Hidayatullah.com—Negara bagian Karnataka di India selatan menutup semua sekolah menengah dan perguruan tinggi selama tiga hari. Kebijakan dilakukan setelah ketegangan meletus ketika siswa perempuan Muslim datang ke kelas dengan mengenakan jilbab, kutip The Guardian.
Negara bagian yang diperintah oleh Partai nasionalis Hindu Bharatiya Janata Party (BJP) telah mengalami ketegangan selama beberapa hari berturut-turut setelah beberapa sekolah di distrik pesisir Udupi melarang siswa perempuan mengenakan jilbab. Aksi tersebut memicu protes mahasiswa Muslim, keluarga mereka dan kelompok masyarakat yang menyebut aksi tersebut sebagai diskriminasi agama.

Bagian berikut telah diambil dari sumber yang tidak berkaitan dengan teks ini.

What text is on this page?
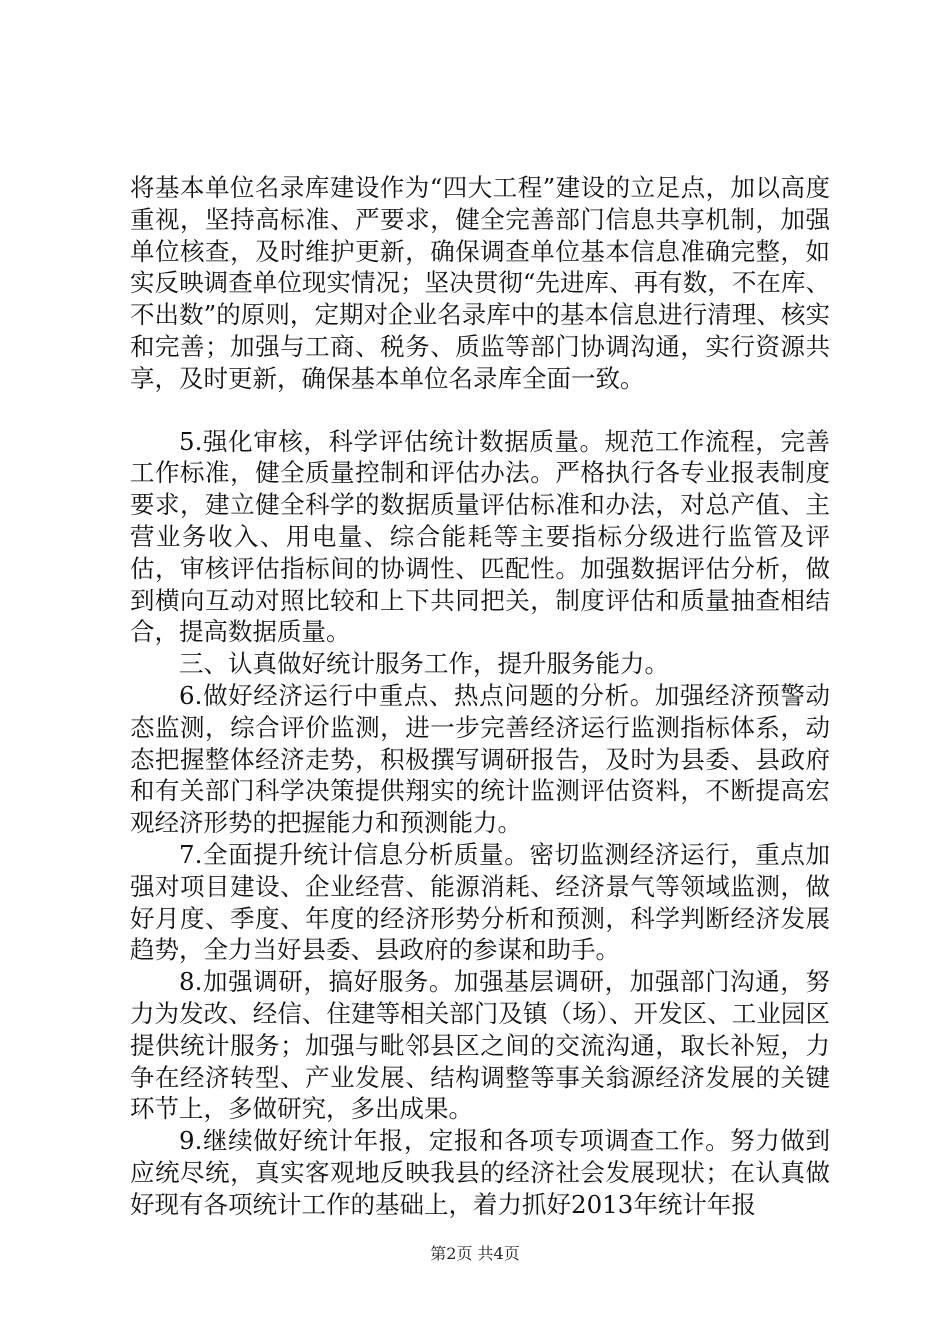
将基本单位名录库建设作为“四大工程”建设的立足点，加以高度重视，坚持高标准、严要求，健全完善部门信息共享机制，加强单位核查，及时维护更新，确保调查单位基本信息准确完整，如实反映调查单位现实情况；坚决贯彻“先进库、再有数，不在库、不出数”的原则，定期对企业名录库中的基本信息进行清理、核实和完善；加强与工商、税务、质监等部门协调沟通，实行资源共享，及时更新，确保基本单位名录库全面一致。

5.强化审核，科学评估统计数据质量。规范工作流程，完善工作标准，健全质量控制和评估办法。严格执行各专业报表制度要求，建立健全科学的数据质量评估标准和办法，对总产值、主营业务收入、用电量、综合能耗等主要指标分级进行监管及评估，审核评估指标间的协调性、匹配性。加强数据评估分析，做到横向互动对照比较和上下共同把关，制度评估和质量抽查相结合，提高数据质量。

三、认真做好统计服务工作，提升服务能力。

6.做好经济运行中重点、热点问题的分析。加强经济预警动态监测，综合评价监测，进一步完善经济运行监测指标体系，动态把握整体经济走势，积极撰写调研报告，及时为县委、县政府和有关部门科学决策提供翔实的统计监测评估资料，不断提高宏观经济形势的把握能力和预测能力。

7.全面提升统计信息分析质量。密切监测经济运行，重点加强对项目建设、企业经营、能源消耗、经济景气等领域监测，做好月度、季度、年度的经济形势分析和预测，科学判断经济发展趋势，全力当好县委、县政府的参谋和助手。

8.加强调研，搞好服务。加强基层调研，加强部门沟通，努力为发改、经信、住建等相关部门及镇（场）、开发区、工业园区提供统计服务；加强与毗邻县区之间的交流沟通，取长补短，力争在经济转型、产业发展、结构调整等事关翁源经济发展的关键环节上，多做研究，多出成果。

9.继续做好统计年报，定报和各项专项调查工作。努力做到应统尽统，真实客观地反映我县的经济社会发展现状；在认真做好现有各项统计工作的基础上，着力抓好2013年统计年报

第2页 共4页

Masalah ini dimulai pada bulan Januari, ketika enam mahasiswi Muslim melakukan protes selama berminggu-minggu setelah mereka diberitahu untuk melepaskan jilbab mereka atau berhenti menghadiri kelas di sebuah perguruan tinggi negeri di distrik Udupi.
Pekan lalu, perguruan tinggi lain di negara bagian itu mulai memberlakukan larangan serupa setelah beberapa siswa Hindu, yang didukung oleh kelompok Hindu sayap kanan, Hindutva, melakukan aksi protes bahwa jika jilbab diizinkan di ruang kelas, mereka harus diizinkan memakai selendang safron, warna yang dikaitkan dengan nasionalisme Hindu.

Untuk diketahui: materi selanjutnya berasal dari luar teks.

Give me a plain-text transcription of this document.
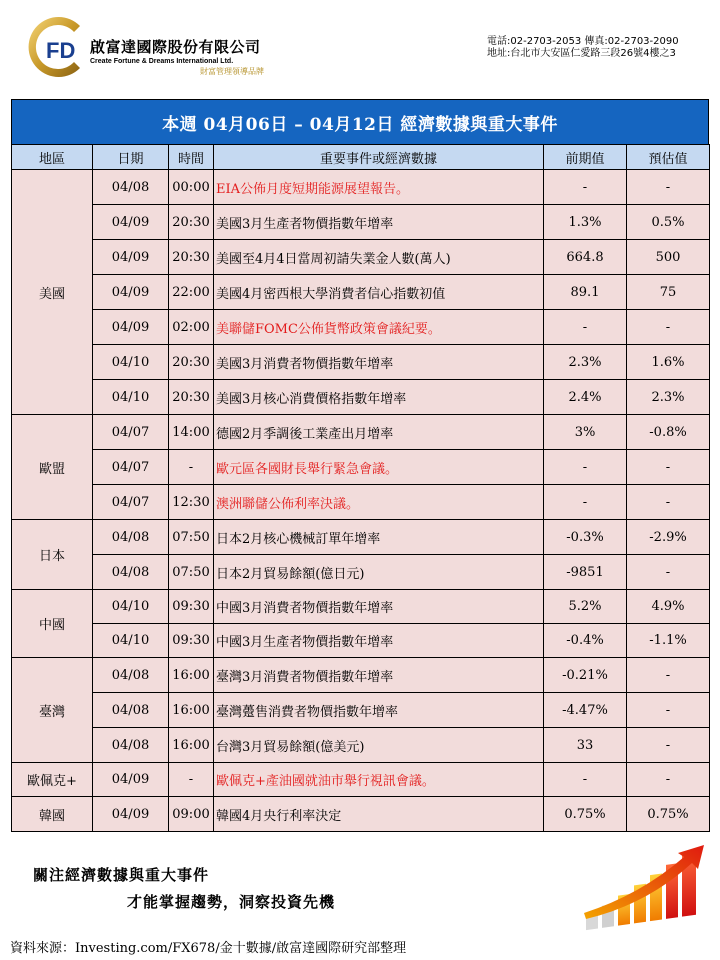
FD 啟富達國際股份有限公司
Create Fortune & Dreams International Ltd.
財富管理領導品牌
電話:02-2703-2053 傳真:02-2703-2090
地址:台北市大安區仁愛路三段26號4樓之3
本週 04月06日 – 04月12日 經濟數據與重大事件
地區	日期	時間	重要事件或經濟數據	前期值	預估值
美國	04/08	00:00	EIA公佈月度短期能源展望報告。	-	-
	04/09	20:30	美國3月生產者物價指數年增率	1.3%	0.5%
	04/09	20:30	美國至4月4日當周初請失業金人數(萬人)	664.8	500
	04/09	22:00	美國4月密西根大學消費者信心指數初值	89.1	75
	04/09	02:00	美聯儲FOMC公佈貨幣政策會議紀要。	-	-
	04/10	20:30	美國3月消費者物價指數年增率	2.3%	1.6%
	04/10	20:30	美國3月核心消費價格指數年增率	2.4%	2.3%
歐盟	04/07	14:00	德國2月季調後工業產出月增率	3%	-0.8%
	04/07	-	歐元區各國財長舉行緊急會議。	-	-
	04/07	12:30	澳洲聯儲公佈利率決議。	-	-
日本	04/08	07:50	日本2月核心機械訂單年增率	-0.3%	-2.9%
	04/08	07:50	日本2月貿易餘額(億日元)	-9851	-
中國	04/10	09:30	中國3月消費者物價指數年增率	5.2%	4.9%
	04/10	09:30	中國3月生產者物價指數年增率	-0.4%	-1.1%
臺灣	04/08	16:00	臺灣3月消費者物價指數年增率	-0.21%	-
	04/08	16:00	臺灣躉售消費者物價指數年增率	-4.47%	-
	04/08	16:00	台灣3月貿易餘額(億美元)	33	-
歐佩克+	04/09	-	歐佩克+產油國就油市舉行視訊會議。	-	-
韓國	04/09	09:00	韓國4月央行利率決定	0.75%	0.75%
關注經濟數據與重大事件
才能掌握趨勢，洞察投資先機
資料來源：Investing.com/FX678/金十數據/啟富達國際研究部整理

One more video from Sagar. Yesterdaypic.twitter.com/D5csPeY5qc
— Mohammed Zubair (@zoo_bear) February 9, 2022
Pada hari Sabtu, dalam mendukung hak sekolah untuk memberlakukan larangan, pemerintah negara bagian Karnataka mengarahkan perguruan tinggi untuk memastikan bahwa “pakaian yang mengganggu kesetaraan, integritas dan hukum dan ketertiban publik tidak boleh dipakai”.
Baca: Kelompok Radikal Hindutva Menyerang Muslim dan Masjid di Seluruh Negara Bagian India
Pelajar Muslim berpendapat bahwa hak mereka untuk kebebasan beragama dilanggar, dan telah membawa masalah ini ke pengadilan tinggi negara bagian. Para siswa berpendapat bahwa “apartheid agama” diberlakukan di beberapa perguruan tinggi di mana wanita berhijab diizinkan masuk tetapi disimpan di ruang kelas yang terpisah.
Banyak mahasiswi yang dilecehkan di depan umum oleh mahasiswa yang berpihak pada kelompok nasionalis Hindu. “Saya menghimbau kepada seluruh siswa, guru dan manajemen sekolah dan perguruan tinggi serta masyarakat Karnataka untuk menjaga perdamaian dan kerukunan,” kata Kepala Menteri Karnataka Basavaraj Bommai dalam sebuah sebuah ciutan di posting Twitter Selasa (8/2/2022).
“Saya telah memerintahkan penutupan semua sekolah menengah dan perguruan tinggi selama tiga hari ke depan. Semua pihak diminta untuk bekerja sama,” tambahnya.
Situasi ini juga mengundang kecaman dari pemenang hadiah Nobel perdamaian Malala Yousafzai, yang mengatakan situasinya “mengerikan” dan meminta para pemimpin India untuk menghentikan “marginalisasi perempuan India”.
Mahasiswa Muslim di Dr BB Hegde College di Udupi menggambarkan bagaimana mereka datang ke kelas Kamis lalu dan mendapati mereka dilarang masuk oleh sekelompok besar pria, termasuk sesama mahasiswa, yang mengenakan selendang safron. Kelompok itu bahkan menuntut para mahasiswa Muslim melepas jilbab mereka.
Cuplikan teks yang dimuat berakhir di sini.